Once upon a time, I was in logistics. Then 2008 happened and cooking was any port in a storm. I grew to like it, though. The stressful environment with the strong sense of teamwork and comradery reminded me very much of the military.

And I'd like to think that deep down in my heart, there's a part of me that is still a member of the Dirtball Brigade, as well as the E-4 Mafia.
My very first job was as a dishwasher, in a banquet hall. All these years later, I still remember it vividly.

Two hundred or so dinners go out, all at once. Being a crew of ravenous teenage boys (the young girls would waitstaff then), we would count on at least a dozen no-show guests — and that many extra dinners — for us to hurriedly devour during the pause. The cooks always obliged us. Some of us would Hoover down two or three platters each.

And then you had 15 minutes to clear, wash and re-stock what came back. And it came back all at once.

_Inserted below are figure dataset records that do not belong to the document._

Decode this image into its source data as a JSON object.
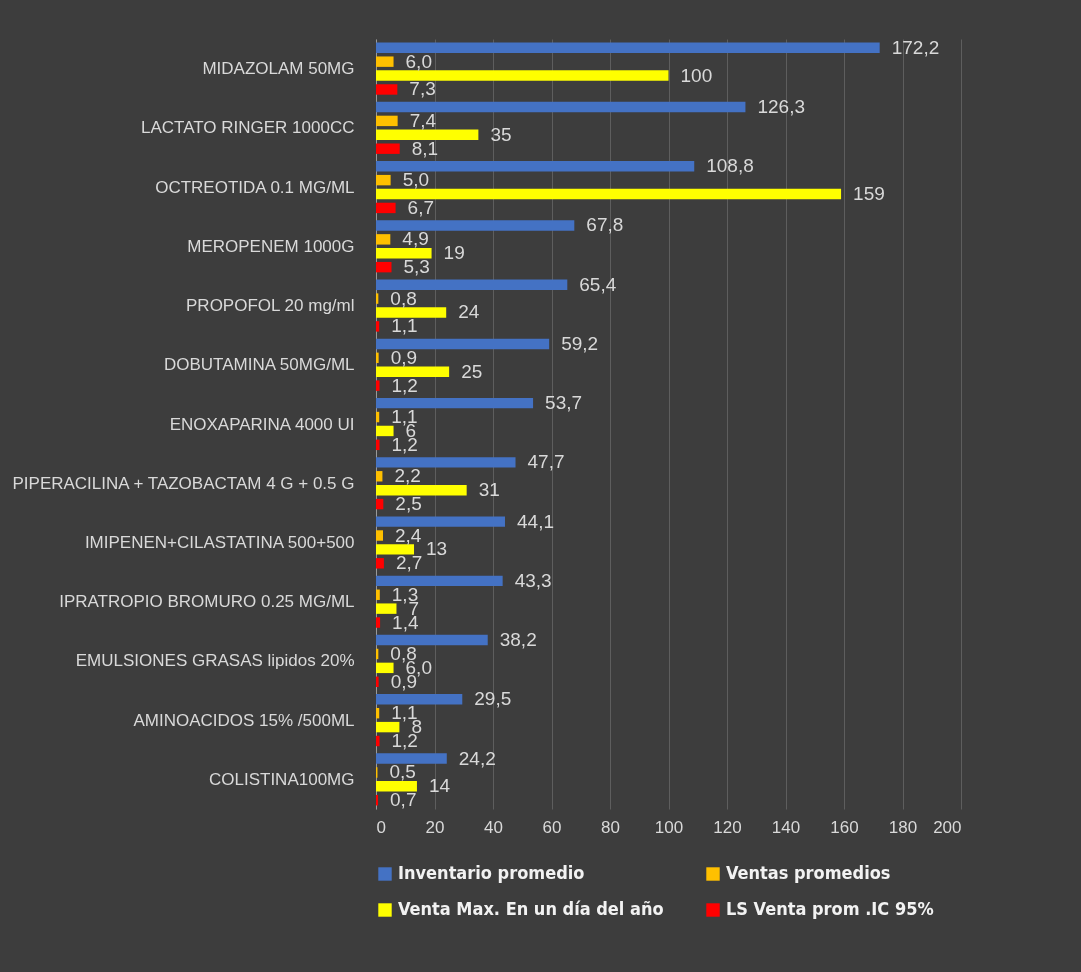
{
  "chart_data": {
    "type": "bar",
    "orientation": "horizontal",
    "categories": [
      "MIDAZOLAM 50MG",
      "LACTATO RINGER 1000CC",
      "OCTREOTIDA 0.1 MG/ML",
      "MEROPENEM 1000G",
      "PROPOFOL 20 mg/ml",
      "DOBUTAMINA 50MG/ML",
      "ENOXAPARINA 4000 UI",
      "PIPERACILINA + TAZOBACTAM 4 G + 0.5 G",
      "IMIPENEN+CILASTATINA 500+500",
      "IPRATROPIO BROMURO 0.25 MG/ML",
      "EMULSIONES GRASAS lipidos 20%",
      "AMINOACIDOS 15% /500ML",
      "COLISTINA100MG"
    ],
    "series": [
      {
        "name": "Inventario promedio",
        "color": "#4472c4",
        "values": [
          172.2,
          126.3,
          108.8,
          67.8,
          65.4,
          59.2,
          53.7,
          47.7,
          44.1,
          43.3,
          38.2,
          29.5,
          24.2
        ],
        "value_labels": [
          "172,2",
          "126,3",
          "108,8",
          "67,8",
          "65,4",
          "59,2",
          "53,7",
          "47,7",
          "44,1",
          "43,3",
          "38,2",
          "29,5",
          "24,2"
        ]
      },
      {
        "name": "Ventas promedios",
        "color": "#ffc000",
        "values": [
          6.0,
          7.4,
          5.0,
          4.9,
          0.8,
          0.9,
          1.1,
          2.2,
          2.4,
          1.3,
          0.8,
          1.1,
          0.5
        ],
        "value_labels": [
          "6,0",
          "7,4",
          "5,0",
          "4,9",
          "0,8",
          "0,9",
          "1,1",
          "2,2",
          "2,4",
          "1,3",
          "0,8",
          "1,1",
          "0,5"
        ]
      },
      {
        "name": "Venta Max. En un día del año",
        "color": "#ffff00",
        "values": [
          100,
          35,
          159,
          19,
          24,
          25,
          6,
          31,
          13,
          7,
          6.0,
          8,
          14
        ],
        "value_labels": [
          "100",
          "35",
          "159",
          "19",
          "24",
          "25",
          "6",
          "31",
          "13",
          "7",
          "6,0",
          "8",
          "14"
        ]
      },
      {
        "name": "LS Venta prom .IC 95%",
        "color": "#ff0000",
        "values": [
          7.3,
          8.1,
          6.7,
          5.3,
          1.1,
          1.2,
          1.2,
          2.5,
          2.7,
          1.4,
          0.9,
          1.2,
          0.7
        ],
        "value_labels": [
          "7,3",
          "8,1",
          "6,7",
          "5,3",
          "1,1",
          "1,2",
          "1,2",
          "2,5",
          "2,7",
          "1,4",
          "0,9",
          "1,2",
          "0,7"
        ]
      }
    ],
    "xlim": [
      0,
      200
    ],
    "xticks": [
      0,
      20,
      40,
      60,
      80,
      100,
      120,
      140,
      160,
      180,
      200
    ],
    "grid": "x",
    "legend": "bottom"
  }
}
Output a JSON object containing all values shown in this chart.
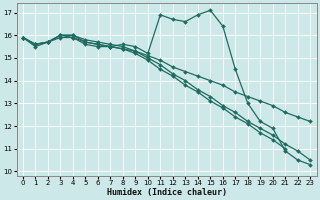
{
  "title": "",
  "xlabel": "Humidex (Indice chaleur)",
  "ylabel": "",
  "xlim": [
    -0.5,
    23.5
  ],
  "ylim": [
    9.8,
    17.4
  ],
  "yticks": [
    10,
    11,
    12,
    13,
    14,
    15,
    16,
    17
  ],
  "xticks": [
    0,
    1,
    2,
    3,
    4,
    5,
    6,
    7,
    8,
    9,
    10,
    11,
    12,
    13,
    14,
    15,
    16,
    17,
    18,
    19,
    20,
    21,
    22,
    23
  ],
  "bg_color": "#cde8e8",
  "grid_color": "#ffffff",
  "line_color": "#1e6b60",
  "series": [
    {
      "x": [
        0,
        1,
        2,
        3,
        4,
        5,
        6,
        7,
        8,
        9,
        10,
        11,
        12,
        13,
        14,
        15,
        16,
        17,
        18,
        19,
        20,
        21,
        22,
        23
      ],
      "y": [
        15.9,
        15.5,
        15.7,
        15.9,
        15.9,
        15.6,
        15.5,
        15.5,
        15.6,
        15.5,
        15.2,
        16.9,
        16.7,
        16.6,
        16.9,
        17.1,
        16.4,
        14.5,
        13.0,
        12.2,
        11.9,
        10.9,
        10.5,
        10.3
      ]
    },
    {
      "x": [
        0,
        1,
        2,
        3,
        4,
        5,
        6,
        7,
        8,
        9,
        10,
        11,
        12,
        13,
        14,
        15,
        16,
        17,
        18,
        19,
        20,
        21
      ],
      "y": [
        15.9,
        15.6,
        15.7,
        16.0,
        15.9,
        15.7,
        15.6,
        15.5,
        15.4,
        15.2,
        14.9,
        14.5,
        14.2,
        13.8,
        13.5,
        13.1,
        12.8,
        12.4,
        12.1,
        11.7,
        11.4,
        11.0
      ]
    },
    {
      "x": [
        0,
        1,
        2,
        3,
        4,
        5,
        6,
        7,
        8,
        9,
        10,
        11,
        12,
        13,
        14,
        15,
        16,
        17,
        18,
        19,
        20,
        21,
        22,
        23
      ],
      "y": [
        15.9,
        15.6,
        15.7,
        16.0,
        16.0,
        15.7,
        15.6,
        15.5,
        15.4,
        15.3,
        15.0,
        14.7,
        14.3,
        14.0,
        13.6,
        13.3,
        12.9,
        12.6,
        12.2,
        11.9,
        11.6,
        11.2,
        10.9,
        10.5
      ]
    },
    {
      "x": [
        0,
        1,
        2,
        3,
        4,
        5,
        6,
        7,
        8,
        9,
        10,
        11,
        12,
        13,
        14,
        15,
        16,
        17,
        18,
        19,
        20,
        21,
        22,
        23
      ],
      "y": [
        15.9,
        15.6,
        15.7,
        16.0,
        16.0,
        15.8,
        15.7,
        15.6,
        15.5,
        15.3,
        15.1,
        14.9,
        14.6,
        14.4,
        14.2,
        14.0,
        13.8,
        13.5,
        13.3,
        13.1,
        12.9,
        12.6,
        12.4,
        12.2
      ]
    }
  ]
}
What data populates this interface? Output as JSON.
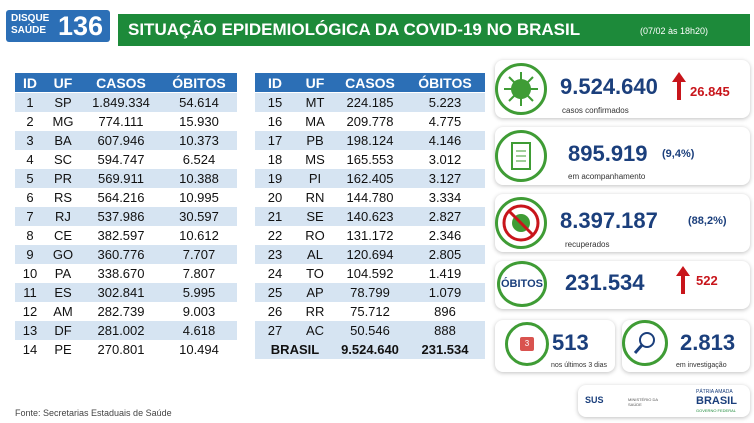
{
  "header": {
    "logo_top": "DISQUE",
    "logo_bottom": "SAÚDE",
    "logo_number": "136",
    "title": "SITUAÇÃO EPIDEMIOLÓGICA DA COVID-19 NO BRASIL",
    "date": "(07/02 às 18h20)"
  },
  "tables": [
    {
      "columns": [
        "ID",
        "UF",
        "CASOS",
        "ÓBITOS"
      ],
      "rows": [
        [
          "1",
          "SP",
          "1.849.334",
          "54.614"
        ],
        [
          "2",
          "MG",
          "774.111",
          "15.930"
        ],
        [
          "3",
          "BA",
          "607.946",
          "10.373"
        ],
        [
          "4",
          "SC",
          "594.747",
          "6.524"
        ],
        [
          "5",
          "PR",
          "569.911",
          "10.388"
        ],
        [
          "6",
          "RS",
          "564.216",
          "10.995"
        ],
        [
          "7",
          "RJ",
          "537.986",
          "30.597"
        ],
        [
          "8",
          "CE",
          "382.597",
          "10.612"
        ],
        [
          "9",
          "GO",
          "360.776",
          "7.707"
        ],
        [
          "10",
          "PA",
          "338.670",
          "7.807"
        ],
        [
          "11",
          "ES",
          "302.841",
          "5.995"
        ],
        [
          "12",
          "AM",
          "282.739",
          "9.003"
        ],
        [
          "13",
          "DF",
          "281.002",
          "4.618"
        ],
        [
          "14",
          "PE",
          "270.801",
          "10.494"
        ]
      ]
    },
    {
      "columns": [
        "ID",
        "UF",
        "CASOS",
        "ÓBITOS"
      ],
      "rows": [
        [
          "15",
          "MT",
          "224.185",
          "5.223"
        ],
        [
          "16",
          "MA",
          "209.778",
          "4.775"
        ],
        [
          "17",
          "PB",
          "198.124",
          "4.146"
        ],
        [
          "18",
          "MS",
          "165.553",
          "3.012"
        ],
        [
          "19",
          "PI",
          "162.405",
          "3.127"
        ],
        [
          "20",
          "RN",
          "144.780",
          "3.334"
        ],
        [
          "21",
          "SE",
          "140.623",
          "2.827"
        ],
        [
          "22",
          "RO",
          "131.172",
          "2.346"
        ],
        [
          "23",
          "AL",
          "120.694",
          "2.805"
        ],
        [
          "24",
          "TO",
          "104.592",
          "1.419"
        ],
        [
          "25",
          "AP",
          "78.799",
          "1.079"
        ],
        [
          "26",
          "RR",
          "75.712",
          "896"
        ],
        [
          "27",
          "AC",
          "50.546",
          "888"
        ]
      ],
      "total": [
        "BRASIL",
        "9.524.640",
        "231.534"
      ]
    }
  ],
  "stats": {
    "confirmed": {
      "value": "9.524.640",
      "delta": "26.845",
      "caption": "casos confirmados"
    },
    "monitoring": {
      "value": "895.919",
      "percent": "(9,4%)",
      "caption": "em acompanhamento"
    },
    "recovered": {
      "value": "8.397.187",
      "percent": "(88,2%)",
      "caption": "recuperados"
    },
    "deaths": {
      "label": "ÓBITOS",
      "value": "231.534",
      "delta": "522"
    },
    "recent": {
      "icon": "3",
      "value": "513",
      "caption": "nos últimos 3 dias"
    },
    "investigation": {
      "value": "2.813",
      "caption": "em investigação"
    }
  },
  "footer": {
    "source": "Fonte: Secretarias Estaduais de Saúde",
    "sus": "SUS",
    "ministry": "MINISTÉRIO DA SAÚDE",
    "slogan": "PÁTRIA AMADA",
    "country": "BRASIL",
    "government": "GOVERNO FEDERAL"
  }
}
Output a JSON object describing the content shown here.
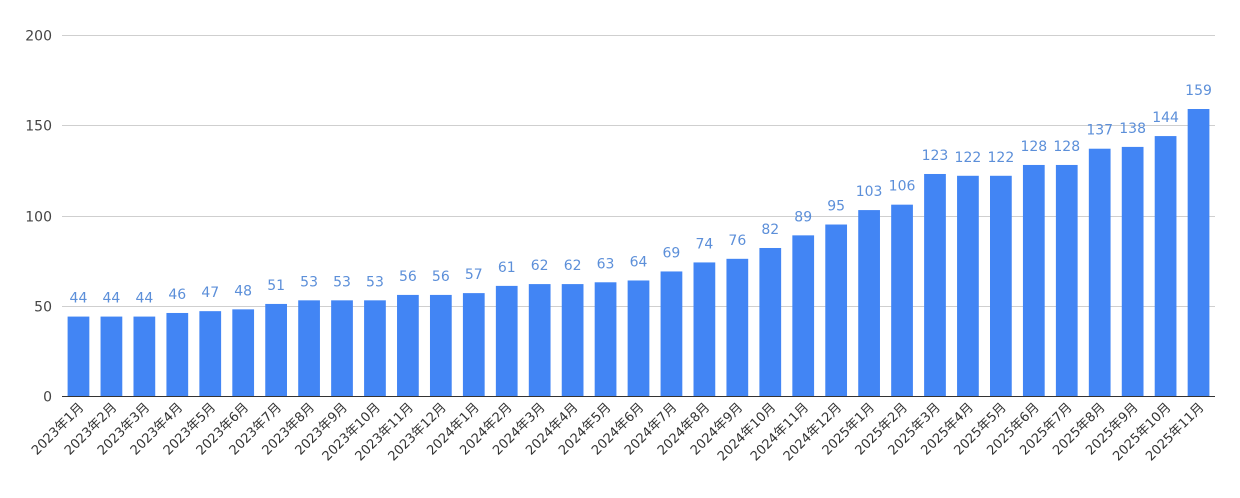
{
  "chart_data": {
    "type": "bar",
    "title": "",
    "xlabel": "",
    "ylabel": "",
    "ylim": [
      0,
      200
    ],
    "y_ticks": [
      0,
      50,
      100,
      150,
      200
    ],
    "grid": true,
    "legend": "none",
    "bar_color": "#4285f4",
    "label_color": "#5c8fd9",
    "categories": [
      "2023年1月",
      "2023年2月",
      "2023年3月",
      "2023年4月",
      "2023年5月",
      "2023年6月",
      "2023年7月",
      "2023年8月",
      "2023年9月",
      "2023年10月",
      "2023年11月",
      "2023年12月",
      "2024年1月",
      "2024年2月",
      "2024年3月",
      "2024年4月",
      "2024年5月",
      "2024年6月",
      "2024年7月",
      "2024年8月",
      "2024年9月",
      "2024年10月",
      "2024年11月",
      "2024年12月",
      "2025年1月",
      "2025年2月",
      "2025年3月",
      "2025年4月",
      "2025年5月",
      "2025年6月",
      "2025年7月",
      "2025年8月",
      "2025年9月",
      "2025年10月",
      "2025年11月"
    ],
    "values": [
      44,
      44,
      44,
      46,
      47,
      48,
      51,
      53,
      53,
      53,
      56,
      56,
      57,
      61,
      62,
      62,
      63,
      64,
      69,
      74,
      76,
      82,
      89,
      95,
      103,
      106,
      123,
      122,
      122,
      128,
      128,
      137,
      138,
      144,
      159
    ]
  }
}
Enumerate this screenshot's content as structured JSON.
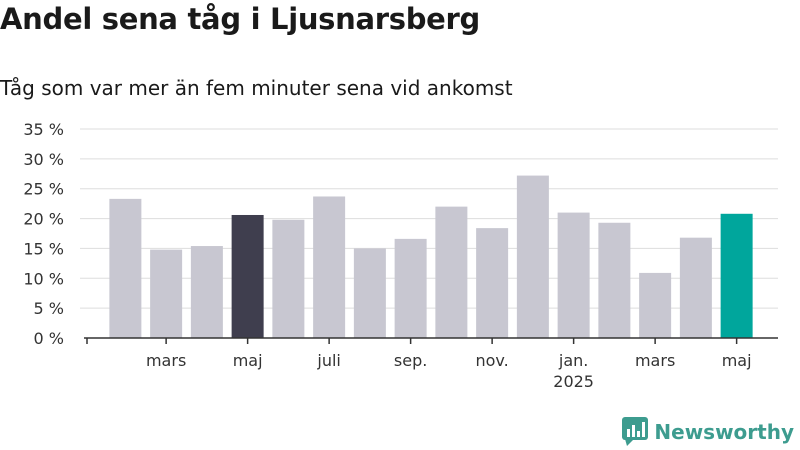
{
  "header": {
    "title": "Andel sena tåg i Ljusnarsberg",
    "subtitle": "Tåg som var mer än fem minuter sena vid ankomst"
  },
  "brand": {
    "name": "Newsworthy",
    "icon": "newsworthy-logo-icon",
    "color": "#3d9c8f"
  },
  "colors": {
    "default": "#c8c7d1",
    "highlight_dark": "#3f3e4e",
    "highlight_accent": "#00a69c",
    "grid": "#dddddd",
    "axis": "#333333"
  },
  "chart_data": {
    "type": "bar",
    "title": "Andel sena tåg i Ljusnarsberg",
    "subtitle": "Tåg som var mer än fem minuter sena vid ankomst",
    "xlabel": "",
    "ylabel": "",
    "ylim": [
      0,
      35
    ],
    "yticks": [
      "0 %",
      "5 %",
      "10 %",
      "15 %",
      "20 %",
      "25 %",
      "30 %",
      "35 %"
    ],
    "ytick_values": [
      0,
      5,
      10,
      15,
      20,
      25,
      30,
      35
    ],
    "grid": true,
    "values": [
      23.3,
      14.8,
      15.4,
      20.6,
      19.8,
      23.7,
      15.0,
      16.6,
      22.0,
      18.4,
      27.2,
      21.0,
      19.3,
      10.9,
      16.8,
      20.8
    ],
    "highlights": {
      "3": "dark",
      "15": "accent"
    },
    "x_tick_labels": [
      {
        "label": "mars",
        "sub": "",
        "bar_index": 1
      },
      {
        "label": "maj",
        "sub": "",
        "bar_index": 3
      },
      {
        "label": "juli",
        "sub": "",
        "bar_index": 5
      },
      {
        "label": "sep.",
        "sub": "",
        "bar_index": 7
      },
      {
        "label": "nov.",
        "sub": "",
        "bar_index": 9
      },
      {
        "label": "jan.",
        "sub": "2025",
        "bar_index": 11
      },
      {
        "label": "mars",
        "sub": "",
        "bar_index": 13
      },
      {
        "label": "maj",
        "sub": "",
        "bar_index": 15
      }
    ]
  }
}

The cooks would often depart early after the event, leaving us to clean up. When they did, we would often have baked potato wars with what didn’t go out (it was getting thrown out anyway). Potato everywhere. Or sneak into the deep freezer for ice cream or whipped cream for dessert. But we always left the place spotless for the manager‘s inspection at the end of the night. We worked hard, but had a lot of fun.

I probably washed over 100,000 dishes at that job ... dishes of all kinds, glasses, utensils, pots & pans, and every other cooking implement imaginable (not cutlery, the cooks were protective of their knives).

I have rarely, if ever, washed a dish since ... to Mrs. Columbo’s understanding consternation. Only once. About 30 years ago, I offered to wash the dishes at a Rotary charity event. Just a couple hundred. You could have knocked Mrs. Columbo over with a feather.
 

ChefJohnBoy-ardee

Contributor
Congratulations Steve! I know they're missing you too! It'll be worth the headache by spring when you're standing knee deep in some creek made of liquid ice with a rainbow trout dancing on the end of your line.

Colombo, yeah, I spent a lot of time in restaurants. I've been a dishwasher, line cook, expeditor, waiter (for almost a whole month), bartender, manager, pizza delivery driver, some butchering and meat cutting. Almost everything except bar back (not worth blowing my back out) and owner (not worth the ulcers). It wasn't until fairly recently I learned about such things as week-ends, trading money for goods and services, and sleeping at night (not day).

Once upon a time, I was in logistics. Then 2008 happened and cooking was any port in a storm. I grew to like it, though. The stressful environment with the strong sense of teamwork and comradery reminded me very much of the military.

And I'd like to think that deep down in my heart, there's a part of me that is still a member of the Dirtball Brigade, as well as the E-4 Mafia.
So you miss the constant hanging up on someone once you find their foible or they do something dumb and never letting them forget it plus all the homo-eroticism? 🤣

But yeah, weekends. That's Monday and Tuesday right?! I may be out one day. Fifteen years in. What's another 35?